La joueuse de tennis américains, Serena Williams s'explique avec les arbitres et une juge de ligne lors de sa demi-finale à l'US Open, le 12 septembre 2009. — A.Gombert/SIPA

Serena Williams a-t-elle réellement franchi la ligne? Sur le dernier service de sa demi-finale perdue face à Kim Clijsters, la question ne se pose pas. L’Américaine le reconnaît. Elle a bien commis une faute de pied. En revanche, la cadette des Williams n’a pas confirmé les propos menaçants que lui prête une juge de ligne. Avertie pour sa faute de pied, elle aurait menacé cette arbitre, avant d’être sanctionnée d’un point de pénalité, synonyme de défaite sur une balle de match.
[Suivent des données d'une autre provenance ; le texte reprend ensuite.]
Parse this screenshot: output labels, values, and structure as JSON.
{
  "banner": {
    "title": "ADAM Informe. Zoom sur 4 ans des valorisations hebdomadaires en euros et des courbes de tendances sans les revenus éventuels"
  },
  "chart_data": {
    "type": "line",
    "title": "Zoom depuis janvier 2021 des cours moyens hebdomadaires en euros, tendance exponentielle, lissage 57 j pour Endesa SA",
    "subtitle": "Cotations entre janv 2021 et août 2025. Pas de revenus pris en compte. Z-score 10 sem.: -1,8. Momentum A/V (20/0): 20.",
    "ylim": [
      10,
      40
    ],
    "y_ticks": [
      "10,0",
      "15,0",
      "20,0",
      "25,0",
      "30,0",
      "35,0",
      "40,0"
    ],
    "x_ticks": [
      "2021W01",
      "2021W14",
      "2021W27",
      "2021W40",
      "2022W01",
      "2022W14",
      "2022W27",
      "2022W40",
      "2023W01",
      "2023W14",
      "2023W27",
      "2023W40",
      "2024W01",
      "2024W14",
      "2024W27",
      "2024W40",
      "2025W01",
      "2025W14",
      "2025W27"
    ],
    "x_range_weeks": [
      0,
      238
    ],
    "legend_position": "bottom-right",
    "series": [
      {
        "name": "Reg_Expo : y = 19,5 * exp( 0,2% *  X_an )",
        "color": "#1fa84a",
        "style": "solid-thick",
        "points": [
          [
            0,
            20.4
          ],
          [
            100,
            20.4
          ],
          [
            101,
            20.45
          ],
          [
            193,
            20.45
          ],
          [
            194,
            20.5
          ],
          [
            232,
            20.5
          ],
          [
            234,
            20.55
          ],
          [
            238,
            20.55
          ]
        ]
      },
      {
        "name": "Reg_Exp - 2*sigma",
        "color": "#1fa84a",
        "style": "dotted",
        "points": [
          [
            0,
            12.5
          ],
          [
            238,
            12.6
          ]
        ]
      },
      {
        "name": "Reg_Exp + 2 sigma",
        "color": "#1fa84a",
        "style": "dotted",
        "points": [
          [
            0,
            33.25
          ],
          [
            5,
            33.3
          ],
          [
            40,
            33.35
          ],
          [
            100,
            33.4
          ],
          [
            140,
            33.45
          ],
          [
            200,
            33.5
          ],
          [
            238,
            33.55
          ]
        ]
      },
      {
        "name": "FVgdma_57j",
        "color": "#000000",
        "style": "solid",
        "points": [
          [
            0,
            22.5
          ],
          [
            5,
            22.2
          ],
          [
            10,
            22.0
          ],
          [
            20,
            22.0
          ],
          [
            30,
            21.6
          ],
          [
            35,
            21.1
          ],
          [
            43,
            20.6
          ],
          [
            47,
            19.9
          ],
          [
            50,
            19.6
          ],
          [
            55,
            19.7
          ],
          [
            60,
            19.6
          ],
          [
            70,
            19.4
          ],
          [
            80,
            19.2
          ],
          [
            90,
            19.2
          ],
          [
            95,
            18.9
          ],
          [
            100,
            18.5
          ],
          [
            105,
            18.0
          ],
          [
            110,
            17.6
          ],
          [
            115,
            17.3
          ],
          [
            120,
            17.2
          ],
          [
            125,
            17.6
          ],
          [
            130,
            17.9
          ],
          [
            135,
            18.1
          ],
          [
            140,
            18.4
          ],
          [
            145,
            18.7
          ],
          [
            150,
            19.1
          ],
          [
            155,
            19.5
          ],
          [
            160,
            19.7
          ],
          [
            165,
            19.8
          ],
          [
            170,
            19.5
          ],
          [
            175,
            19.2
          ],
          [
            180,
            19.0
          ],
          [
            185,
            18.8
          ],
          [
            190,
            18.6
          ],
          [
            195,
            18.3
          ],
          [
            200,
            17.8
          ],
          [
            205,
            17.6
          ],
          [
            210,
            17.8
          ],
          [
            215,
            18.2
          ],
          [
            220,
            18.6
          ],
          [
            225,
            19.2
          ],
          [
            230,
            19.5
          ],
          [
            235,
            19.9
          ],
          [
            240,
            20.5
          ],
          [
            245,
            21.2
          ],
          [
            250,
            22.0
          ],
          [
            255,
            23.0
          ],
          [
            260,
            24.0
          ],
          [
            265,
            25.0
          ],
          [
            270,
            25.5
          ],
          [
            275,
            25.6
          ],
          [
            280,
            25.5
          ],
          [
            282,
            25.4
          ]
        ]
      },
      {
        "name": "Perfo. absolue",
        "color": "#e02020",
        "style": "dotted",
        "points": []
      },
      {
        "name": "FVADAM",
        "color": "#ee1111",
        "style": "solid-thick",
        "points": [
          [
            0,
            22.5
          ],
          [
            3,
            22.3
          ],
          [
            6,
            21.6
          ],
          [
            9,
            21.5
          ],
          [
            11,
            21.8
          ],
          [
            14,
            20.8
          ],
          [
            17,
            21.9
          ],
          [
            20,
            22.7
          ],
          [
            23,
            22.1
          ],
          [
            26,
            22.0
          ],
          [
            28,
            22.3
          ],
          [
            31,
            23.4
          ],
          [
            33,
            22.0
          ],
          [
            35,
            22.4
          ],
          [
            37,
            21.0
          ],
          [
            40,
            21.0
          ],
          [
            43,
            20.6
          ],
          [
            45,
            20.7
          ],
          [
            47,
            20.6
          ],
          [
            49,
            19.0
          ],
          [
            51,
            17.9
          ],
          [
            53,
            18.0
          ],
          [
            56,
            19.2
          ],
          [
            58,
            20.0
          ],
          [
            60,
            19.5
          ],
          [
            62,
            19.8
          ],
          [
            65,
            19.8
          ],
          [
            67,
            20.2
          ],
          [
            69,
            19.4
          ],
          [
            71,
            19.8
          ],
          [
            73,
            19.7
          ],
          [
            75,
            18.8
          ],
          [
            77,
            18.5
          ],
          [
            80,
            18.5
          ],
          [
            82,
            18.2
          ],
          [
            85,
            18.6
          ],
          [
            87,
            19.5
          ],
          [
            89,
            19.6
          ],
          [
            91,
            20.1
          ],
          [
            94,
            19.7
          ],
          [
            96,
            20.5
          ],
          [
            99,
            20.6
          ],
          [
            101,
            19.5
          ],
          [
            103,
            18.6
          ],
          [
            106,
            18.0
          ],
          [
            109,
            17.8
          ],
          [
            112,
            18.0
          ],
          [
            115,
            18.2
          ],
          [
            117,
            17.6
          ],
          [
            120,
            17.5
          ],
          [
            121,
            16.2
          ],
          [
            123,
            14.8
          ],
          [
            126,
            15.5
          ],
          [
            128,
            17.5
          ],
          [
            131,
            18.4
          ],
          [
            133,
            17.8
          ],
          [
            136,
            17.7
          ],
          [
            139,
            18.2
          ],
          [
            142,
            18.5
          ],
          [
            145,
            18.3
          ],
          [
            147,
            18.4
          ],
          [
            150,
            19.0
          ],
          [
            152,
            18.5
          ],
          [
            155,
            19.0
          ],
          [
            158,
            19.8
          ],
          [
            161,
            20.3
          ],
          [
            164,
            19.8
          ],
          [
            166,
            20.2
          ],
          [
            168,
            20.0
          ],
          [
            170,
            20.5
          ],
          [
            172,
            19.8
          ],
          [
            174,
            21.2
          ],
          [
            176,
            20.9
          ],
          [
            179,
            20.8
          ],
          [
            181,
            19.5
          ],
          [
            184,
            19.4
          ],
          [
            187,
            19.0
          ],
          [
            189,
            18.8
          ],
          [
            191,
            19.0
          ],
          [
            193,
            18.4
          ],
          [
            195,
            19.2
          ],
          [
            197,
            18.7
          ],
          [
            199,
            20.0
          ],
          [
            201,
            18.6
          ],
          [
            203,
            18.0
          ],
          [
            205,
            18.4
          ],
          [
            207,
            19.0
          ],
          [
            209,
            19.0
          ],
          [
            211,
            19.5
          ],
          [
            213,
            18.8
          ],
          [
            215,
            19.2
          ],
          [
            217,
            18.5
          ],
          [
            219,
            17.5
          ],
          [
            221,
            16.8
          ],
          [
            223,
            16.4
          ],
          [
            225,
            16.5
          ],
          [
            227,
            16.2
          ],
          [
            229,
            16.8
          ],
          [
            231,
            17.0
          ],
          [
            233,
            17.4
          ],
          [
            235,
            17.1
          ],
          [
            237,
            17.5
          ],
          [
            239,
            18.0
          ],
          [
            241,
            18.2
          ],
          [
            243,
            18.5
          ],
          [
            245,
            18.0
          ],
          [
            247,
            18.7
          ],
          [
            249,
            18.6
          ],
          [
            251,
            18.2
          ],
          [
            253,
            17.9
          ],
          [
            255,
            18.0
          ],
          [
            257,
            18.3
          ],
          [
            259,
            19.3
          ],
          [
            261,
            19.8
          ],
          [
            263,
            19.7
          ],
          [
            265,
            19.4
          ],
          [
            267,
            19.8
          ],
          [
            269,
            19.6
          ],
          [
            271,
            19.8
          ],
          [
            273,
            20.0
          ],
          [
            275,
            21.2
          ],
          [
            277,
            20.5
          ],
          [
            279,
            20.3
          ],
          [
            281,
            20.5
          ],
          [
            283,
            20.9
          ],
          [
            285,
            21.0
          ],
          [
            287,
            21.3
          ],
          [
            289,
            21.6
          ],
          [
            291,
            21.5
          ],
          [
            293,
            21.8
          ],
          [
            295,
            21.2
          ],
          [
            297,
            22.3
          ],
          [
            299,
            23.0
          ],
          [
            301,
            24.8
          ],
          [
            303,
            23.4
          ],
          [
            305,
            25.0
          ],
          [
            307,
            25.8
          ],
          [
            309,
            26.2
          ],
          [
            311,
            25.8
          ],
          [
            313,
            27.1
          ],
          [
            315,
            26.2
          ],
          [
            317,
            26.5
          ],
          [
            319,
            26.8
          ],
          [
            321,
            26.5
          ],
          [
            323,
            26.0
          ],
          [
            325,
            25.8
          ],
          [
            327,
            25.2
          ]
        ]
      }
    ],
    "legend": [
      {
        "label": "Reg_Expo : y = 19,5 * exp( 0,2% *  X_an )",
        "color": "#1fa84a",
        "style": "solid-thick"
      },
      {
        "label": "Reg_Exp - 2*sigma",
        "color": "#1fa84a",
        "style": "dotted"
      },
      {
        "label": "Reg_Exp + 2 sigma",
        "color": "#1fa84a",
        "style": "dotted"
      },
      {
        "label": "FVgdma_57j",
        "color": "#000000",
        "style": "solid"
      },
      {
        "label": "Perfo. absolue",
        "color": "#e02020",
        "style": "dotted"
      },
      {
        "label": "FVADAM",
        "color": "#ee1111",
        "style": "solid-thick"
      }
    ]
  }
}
«Je ne l'ai pas menacée, je n'ai rien dit.... Je ne m'en souviens pas, pour être honnête, se défend la numéro 2 mondiale. J'étais dans l'instant, à un moment crucial du match. Je n'ai jamais pris part à une bagarre dans ma vie, pourquoi se serait-elle sentie menacée? Je ne veux pas revenir là-dessus, je veux laisser ça derrière moi et passer à autre chose».



«Cette balle, je vais te l’enfoncer dans le gosier»



Selon les médias américains, Serena Williams aurait pourtant parlé sur un autre ton. Au moins aussi agressif que son regard dans le feu de l’action. Pointant sa raquette vers la juge, elle lui aurait hurlé les menaces suivantes: «Je le jure devant Dieu, je vais prendre cette balle... et je vais te l'enfoncer dans le gosier... Tu entends ce que je dis? Je le jure devant Dieu.»



Si la joueuse reconnaît sa faute de pied, une telle réaction semble disproportionnée. Pourquoi Serena Williams se serait-elle énervée? Simplement parce qu’en match, ce type de faute n’est pas souvent sanctionnée. «Je n'ai pas été sanctionnée d'une seule faute de pied de toute la saison avant d'arriver à New York et là soudainement, ils se mettent à sanctionner ça. La prochaine fois que je joue ici, je me mettrai trente centimètres derrière la ligne.» Si les menaces proférées sont vérifiées, les juges de ligne devraient eux aussi prendre leurs précautions.